The next morning was another early start, as it proved more pleasant to work in the cooler morning weather than in the heat. Once again the programme was to build a high wall, divided into three teams to build six high walls. The afternoon again proved to be very hot, so we had a short drive and spreader check, and then in the evening we went to the pig farm again, as the meadows had been mown that day and there were good hopes for jackal hunting, but we were unsuccessful.

The next dawn was once again dedicated to building heights. The march was the same as before. After the ambushes we got in the car and drove to the outskirts of Kaposvár to look for the collar of one of the GPS collared deer, as it had given a signal from a place.
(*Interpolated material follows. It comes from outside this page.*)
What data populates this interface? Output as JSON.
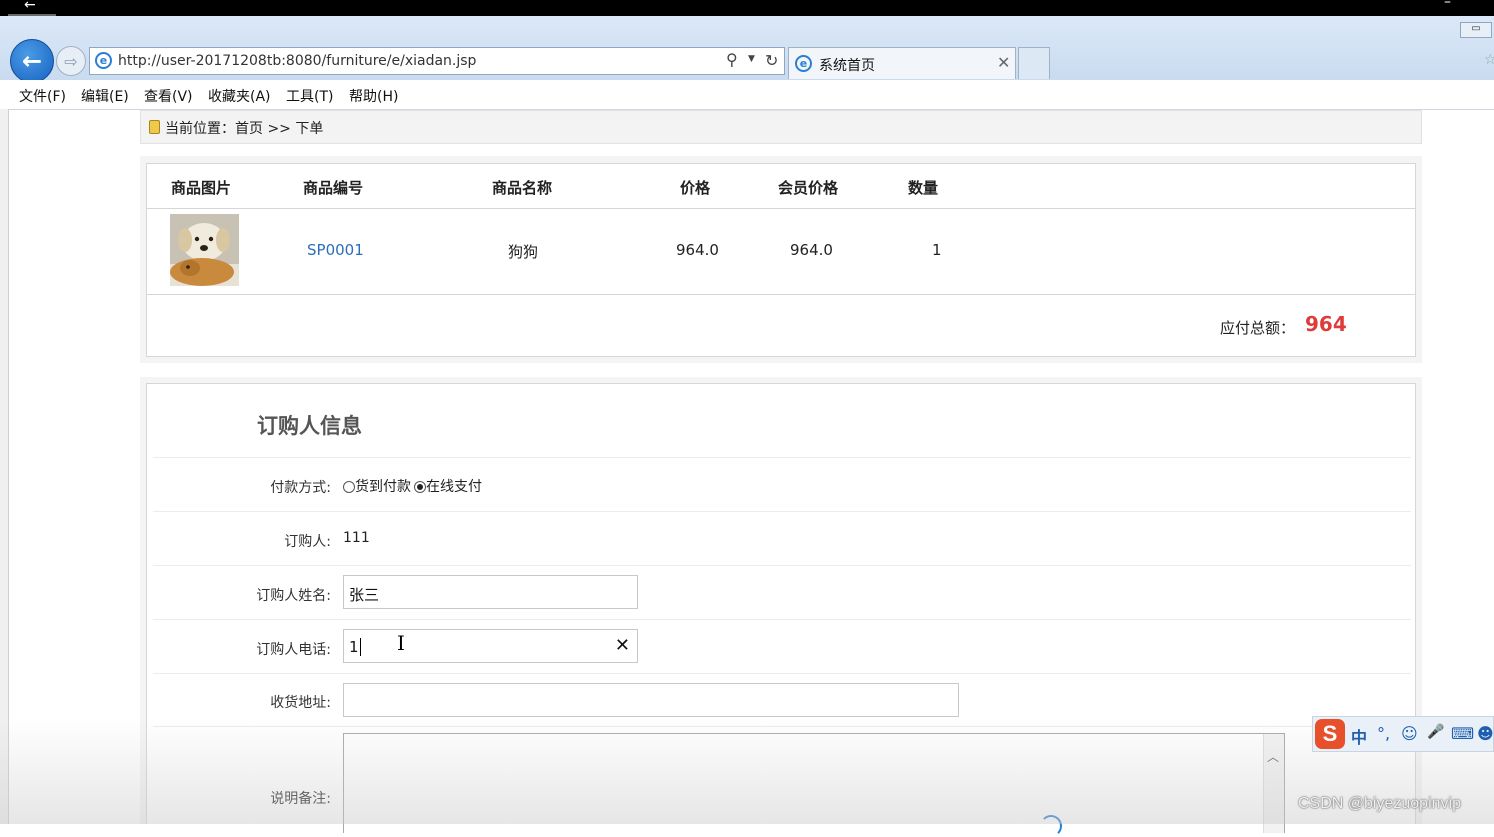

Approaching the site we set off on foot into the forest when we came to a high bank. Climbing up this, the GPS signal pointed us into the middle of a small cauldron. Arriving at the point, we couldn't find the collar, only an abandoned well ahead. Reaching for it, we were convinced that the collar was in the well, so it was most likely a victim of deer poaching.

All in all, we really enjoyed our 11 days here. Thank you for the warm hospitality and the wealth of information and experiences you shared with us. You could see the competence of the people working there and that everyone is striving to cultivate game management to the highest possible level. Thank you for the many experiences we had here and we hope to use the knowledge we gained here in our future work.